CONSENSUS explores the idea of sonic unity. 

When identical objects or people sound together they reinforce and compromise each other, amplifying similarity while emphasising difference. Two performers attempting to copy each other spark a negative feedback loop. As a blindfolded amateur choir sings the same note together for one hour the pitch bends, swoops and disintegrates. Without a clear reference point the differences between bodies – their proximity, communicative precision and physical limits – become apparent.

Australian artist Julian Day has spent the past five years investigating this concept through a body of installations and performances. His ongoing collaborative sound project Super Critical Mass, for instance, brings together temporary communities of participants who disperse identical sounds (50 bells, 80 voices, 100 flutes) within parks, galleries, laneways and malls, following simple memorized instructions that articulate the sonic, social and spatial aspects of each situation.

Similarly, his installation Lovers features pairs of identical synthesizers pinned apart between wall and ceiling by long metal rods.
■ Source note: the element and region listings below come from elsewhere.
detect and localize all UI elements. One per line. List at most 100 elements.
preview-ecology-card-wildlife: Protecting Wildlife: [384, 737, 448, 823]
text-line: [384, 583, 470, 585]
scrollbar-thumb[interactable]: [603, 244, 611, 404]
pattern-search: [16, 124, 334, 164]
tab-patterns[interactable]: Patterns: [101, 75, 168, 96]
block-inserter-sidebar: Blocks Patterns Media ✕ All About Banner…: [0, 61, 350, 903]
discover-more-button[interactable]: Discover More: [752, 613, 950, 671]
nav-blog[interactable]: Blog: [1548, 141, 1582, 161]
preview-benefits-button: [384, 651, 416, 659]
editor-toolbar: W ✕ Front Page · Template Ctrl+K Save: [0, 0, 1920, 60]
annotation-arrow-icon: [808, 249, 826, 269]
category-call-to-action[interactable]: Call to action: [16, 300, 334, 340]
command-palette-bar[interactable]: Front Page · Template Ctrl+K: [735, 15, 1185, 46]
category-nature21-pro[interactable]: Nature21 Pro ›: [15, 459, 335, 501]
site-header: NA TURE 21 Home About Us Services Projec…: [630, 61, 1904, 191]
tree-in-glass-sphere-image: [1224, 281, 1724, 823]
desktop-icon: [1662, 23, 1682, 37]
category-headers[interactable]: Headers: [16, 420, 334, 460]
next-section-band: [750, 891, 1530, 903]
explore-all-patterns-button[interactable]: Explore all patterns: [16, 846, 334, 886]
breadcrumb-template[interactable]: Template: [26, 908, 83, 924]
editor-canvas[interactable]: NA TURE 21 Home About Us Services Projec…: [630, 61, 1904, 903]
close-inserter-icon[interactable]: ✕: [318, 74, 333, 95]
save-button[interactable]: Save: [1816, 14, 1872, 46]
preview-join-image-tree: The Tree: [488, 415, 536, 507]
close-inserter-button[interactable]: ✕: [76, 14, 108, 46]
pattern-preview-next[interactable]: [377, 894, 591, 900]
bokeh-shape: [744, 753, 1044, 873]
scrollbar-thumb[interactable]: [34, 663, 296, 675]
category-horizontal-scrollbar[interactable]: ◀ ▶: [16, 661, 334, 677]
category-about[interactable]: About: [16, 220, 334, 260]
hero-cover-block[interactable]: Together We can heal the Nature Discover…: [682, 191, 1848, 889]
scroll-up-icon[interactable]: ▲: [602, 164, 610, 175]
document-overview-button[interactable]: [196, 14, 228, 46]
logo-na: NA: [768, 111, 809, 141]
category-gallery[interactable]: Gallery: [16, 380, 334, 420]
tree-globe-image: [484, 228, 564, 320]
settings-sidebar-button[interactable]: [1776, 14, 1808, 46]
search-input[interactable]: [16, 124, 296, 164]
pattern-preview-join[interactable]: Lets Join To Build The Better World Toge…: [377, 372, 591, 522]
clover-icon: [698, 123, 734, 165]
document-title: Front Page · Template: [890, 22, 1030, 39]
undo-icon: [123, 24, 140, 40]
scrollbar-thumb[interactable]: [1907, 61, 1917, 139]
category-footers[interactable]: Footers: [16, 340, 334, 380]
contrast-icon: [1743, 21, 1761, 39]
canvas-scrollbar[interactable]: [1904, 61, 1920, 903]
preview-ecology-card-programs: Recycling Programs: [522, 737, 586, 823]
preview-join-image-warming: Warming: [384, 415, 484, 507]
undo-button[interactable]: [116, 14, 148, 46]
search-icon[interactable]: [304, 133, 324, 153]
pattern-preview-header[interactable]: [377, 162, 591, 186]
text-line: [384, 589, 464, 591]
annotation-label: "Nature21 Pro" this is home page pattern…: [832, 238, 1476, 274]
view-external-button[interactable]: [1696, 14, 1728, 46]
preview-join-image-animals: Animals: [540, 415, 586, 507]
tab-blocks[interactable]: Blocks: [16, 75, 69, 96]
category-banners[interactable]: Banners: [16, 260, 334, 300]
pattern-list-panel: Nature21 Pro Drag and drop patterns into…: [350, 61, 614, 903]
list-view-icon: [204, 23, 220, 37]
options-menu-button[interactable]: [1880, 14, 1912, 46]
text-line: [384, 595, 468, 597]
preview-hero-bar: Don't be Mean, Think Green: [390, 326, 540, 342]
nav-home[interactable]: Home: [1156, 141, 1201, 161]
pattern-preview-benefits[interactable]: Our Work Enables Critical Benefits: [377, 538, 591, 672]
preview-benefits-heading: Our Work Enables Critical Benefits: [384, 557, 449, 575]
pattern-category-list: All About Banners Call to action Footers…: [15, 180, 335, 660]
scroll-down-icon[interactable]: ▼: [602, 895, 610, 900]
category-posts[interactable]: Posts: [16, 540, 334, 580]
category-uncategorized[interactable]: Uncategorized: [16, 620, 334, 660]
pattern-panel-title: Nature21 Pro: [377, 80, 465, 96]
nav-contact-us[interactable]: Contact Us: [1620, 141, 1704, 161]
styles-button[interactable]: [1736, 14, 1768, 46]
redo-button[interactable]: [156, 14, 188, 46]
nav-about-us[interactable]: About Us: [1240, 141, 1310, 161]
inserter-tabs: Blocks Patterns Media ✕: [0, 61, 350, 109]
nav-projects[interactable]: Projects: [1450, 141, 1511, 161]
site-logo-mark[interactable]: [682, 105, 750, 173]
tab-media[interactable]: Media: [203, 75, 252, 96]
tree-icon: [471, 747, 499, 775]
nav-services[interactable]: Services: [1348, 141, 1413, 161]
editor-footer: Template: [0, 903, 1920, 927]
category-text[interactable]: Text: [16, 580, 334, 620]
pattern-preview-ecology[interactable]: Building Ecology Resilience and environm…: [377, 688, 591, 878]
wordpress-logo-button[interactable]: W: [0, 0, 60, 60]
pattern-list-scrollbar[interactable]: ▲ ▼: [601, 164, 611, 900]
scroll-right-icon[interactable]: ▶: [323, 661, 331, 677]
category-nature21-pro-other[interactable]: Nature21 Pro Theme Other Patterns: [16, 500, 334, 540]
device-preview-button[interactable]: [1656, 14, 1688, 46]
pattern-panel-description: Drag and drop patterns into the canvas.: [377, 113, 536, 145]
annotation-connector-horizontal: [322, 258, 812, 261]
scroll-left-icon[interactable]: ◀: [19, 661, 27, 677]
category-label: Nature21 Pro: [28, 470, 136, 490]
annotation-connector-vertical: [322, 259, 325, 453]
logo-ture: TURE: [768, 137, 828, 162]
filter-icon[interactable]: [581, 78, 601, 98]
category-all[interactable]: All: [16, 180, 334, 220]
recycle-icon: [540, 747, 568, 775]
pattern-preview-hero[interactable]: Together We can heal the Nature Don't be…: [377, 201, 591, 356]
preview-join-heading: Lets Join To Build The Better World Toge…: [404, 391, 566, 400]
The rods trigger identical notes on each instrument that sound perpetually throughout the space, creating complex energy fields that agitate territory. As with La Monte Young and Marian Zazeela’s Dream House, the perpetual sameness (a sonic ‘ganzfeld’ of unchanging information) leads to a dynamic yet ambient neutrality in which the listener is simultaneously activated (their body immersed in energy) and decentred (lacking depth of field). 

His work with fellow artist Luke Jaaniste, Turning The Tables On, involves multiple turntables playing copies of the same record: Hooked On Classics, Tubular Bells, Oxygene, Chariots Of Fire. The styli are compromised by foreign objects such as coins placed on the vinyl so that the records stagger across time, creating a disorienting maze of self-similar information.

CONSENSUS presents new work within this arc, comprising sculpture, video and performance. It is the result of a current two-week residency at bb15.